Well i'm not sure about the story nad it did seem biased. WhatI disagree with is your statement that the U.S. Media is out toruin Israels reputation. That is rediculous. The U.S. media isthe most pro-israeli media in the world. Having lived in EuropeI realize that incidences such as the one described in theletter have occured. The U.S. media as a whole seem to try toignore them. The U.S. is subsidizing Israels existance and theEuropeans are not (at least not to the same degree). So I thinkthat might be a reason they report more clearly on theatrocities.	What is a shame is that in Austria, daily reports ofthe inhuman acts commited by Israeli soldiers and the blessingreceived from the Government makes some of the Holocaust guiltgo away. After all, look how the Jews are treating other raceswhen they got power. It is unfortunate.
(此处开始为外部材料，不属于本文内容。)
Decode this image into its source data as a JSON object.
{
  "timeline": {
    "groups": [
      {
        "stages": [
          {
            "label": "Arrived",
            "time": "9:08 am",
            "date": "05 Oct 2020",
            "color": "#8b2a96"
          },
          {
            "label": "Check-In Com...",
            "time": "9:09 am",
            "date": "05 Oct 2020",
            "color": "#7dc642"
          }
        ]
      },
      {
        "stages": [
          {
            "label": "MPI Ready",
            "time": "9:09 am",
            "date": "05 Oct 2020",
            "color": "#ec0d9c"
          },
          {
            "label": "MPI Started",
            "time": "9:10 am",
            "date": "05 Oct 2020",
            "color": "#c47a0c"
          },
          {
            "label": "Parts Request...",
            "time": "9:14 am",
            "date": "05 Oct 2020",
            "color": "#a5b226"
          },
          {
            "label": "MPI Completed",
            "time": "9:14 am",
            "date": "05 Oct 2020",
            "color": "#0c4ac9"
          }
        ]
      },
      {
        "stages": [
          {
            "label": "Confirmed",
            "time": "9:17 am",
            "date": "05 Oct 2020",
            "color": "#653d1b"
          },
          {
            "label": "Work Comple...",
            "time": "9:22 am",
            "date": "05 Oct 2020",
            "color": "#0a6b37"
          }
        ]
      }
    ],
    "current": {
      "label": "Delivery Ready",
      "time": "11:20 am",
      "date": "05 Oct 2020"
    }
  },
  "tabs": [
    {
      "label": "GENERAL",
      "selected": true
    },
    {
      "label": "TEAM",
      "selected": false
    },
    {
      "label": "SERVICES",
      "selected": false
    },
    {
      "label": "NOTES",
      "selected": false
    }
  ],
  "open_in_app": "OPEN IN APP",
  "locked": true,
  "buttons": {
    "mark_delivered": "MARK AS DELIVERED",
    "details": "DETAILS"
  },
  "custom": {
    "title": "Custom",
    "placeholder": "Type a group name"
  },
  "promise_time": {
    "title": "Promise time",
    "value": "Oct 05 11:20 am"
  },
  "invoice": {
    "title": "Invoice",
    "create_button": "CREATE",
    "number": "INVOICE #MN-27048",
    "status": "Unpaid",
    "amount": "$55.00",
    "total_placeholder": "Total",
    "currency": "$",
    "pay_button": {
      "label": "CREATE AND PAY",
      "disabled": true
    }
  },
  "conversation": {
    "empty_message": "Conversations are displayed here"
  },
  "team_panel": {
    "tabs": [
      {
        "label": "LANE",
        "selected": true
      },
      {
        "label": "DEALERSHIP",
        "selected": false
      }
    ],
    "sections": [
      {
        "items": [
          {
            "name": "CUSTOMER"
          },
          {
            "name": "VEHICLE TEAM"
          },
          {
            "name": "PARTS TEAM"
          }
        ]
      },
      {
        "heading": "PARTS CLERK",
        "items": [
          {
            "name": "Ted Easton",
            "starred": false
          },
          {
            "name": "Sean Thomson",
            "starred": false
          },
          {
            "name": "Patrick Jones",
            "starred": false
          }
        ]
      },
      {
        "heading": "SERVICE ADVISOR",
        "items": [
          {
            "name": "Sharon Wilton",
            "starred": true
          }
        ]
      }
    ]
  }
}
Yeah, do you expect people to read the FAQ, etc. and actually accept hardatheism?  No, you need a little leap of faith, Jimmy.  Your logic runs outof steam!Jim,S

![alt text](figure/nmf_bow.png)

In [6]:
n_features = 1000

print("正在提取文本的 tf-idf 特征 ...")

# 计算文本的tf-idf作为输入NMF模型的特征（feature）.
# 1max_df=0.95, min_df=2： 使用一些启发式(heuristic)规则预处理去掉一些词语,
#   删除只在一个文本中出现或者在95%以上的文本中出现的词语
# max_features=n_features: 预处理后，在剩余的词语里面保留数据集中最常见的n_feature个词语
tfidf_vectorizer = TfidfVectorizer(max_df=0.95, min_df=2,
                                   max_features=n_features,
                                   stop_words='english')
t0 = time()
tfidf = tfidf_vectorizer.fit_transform(data_samples)
print("完成，共耗时 %0.3f 秒." % (time() - t0))

正在提取文本的 tf-idf 特征 ...
完成，共耗时 0.296 秒.


In [7]:
print("2000篇文本数据集的 bag-of-word 表示:")
tfidf.shape

2000篇文本数据集的 bag-of-word 表示:


(2000, 1000)

In [8]:
# Fit the NMF model
n_topics = 10
print("学习 NMF 分解来拟合 tfidf 特征矩阵, NMF使用%d个话题（topics）..."
      % (n_topics))
t0 = time()
nmf = NMF(n_components=n_topics, random_state=1,
          alpha=.1, l1_ratio=.5).fit(tfidf)
print("完成，共耗时 %0.3f 秒." % (time() - t0))

学习 NMF 分解来拟合 tfidf 特征矩阵, NMF使用10个话题（topics）...
完成，共耗时 0.934 秒.


## 机器学习模型两个基本部分:结构和参数
### 1. 人为定义的结构（例如tensorflow实现时候的computational graph)
### 2. 模型自己学习到的知识，保存在参数中


In [9]:
# nmf模型对文本的理解保存在nmf.components_参数矩阵中

nmf.components_.shape

(10, 1000)

## 来定性理解下NMF参数中的语义信息

### 1. 首先看看每个话题下面的重要词语

In [10]:
print("\n每个话题的代表词语有:")
n_top_words = 10

tfidf_feature_names = tfidf_vectorizer.get_feature_names()
print_top_words(nmf, tfidf_feature_names, n_top_words)


每个话题的代表词语有:
Topic #0:
just, people, don, think, like, know, time, good, make, way
Topic #1:
windows, use, dos, using, window, program, os, drivers, application, help
Topic #2:
god, jesus, bible, faith, christian, christ, christians, does, heaven, sin
Topic #3:
thanks, know, does, mail, advance, hi, info, interested, email, anybody
Topic #4:
car, cars, tires, miles, 00, new, engine, insurance, price, condition
Topic #5:
edu, soon, com, send, university, internet, mit, ftp, mail, cc
Topic #6:
file, problem, files, format, win, sound, ftp, pub, read, save
Topic #7:
game, team, games, year, win, play, season, players, nhl, runs
Topic #8:
drive, drives, hard, disk, floppy, software, card, mac, computer, power
Topic #9:
key, chip, clipper, keys, encryption, government, public, use, secure, enforcement



### 2. 然后看看一些单词的话题归属

In [11]:
id = [None]*4
id[0] = tfidf_feature_names.index('software')
id[1] = tfidf_feature_names.index('computer')
id[2] = tfidf_feature_names.index('faith')
id[3] = tfidf_feature_names.index('bible')

xs = [None]*4
for i in range(4):
    xs[i] = nmf.components_[:,id[i]]


In [12]:
print("四个单词在话题空间的坐标/表示(representation)/特征(feature)\n")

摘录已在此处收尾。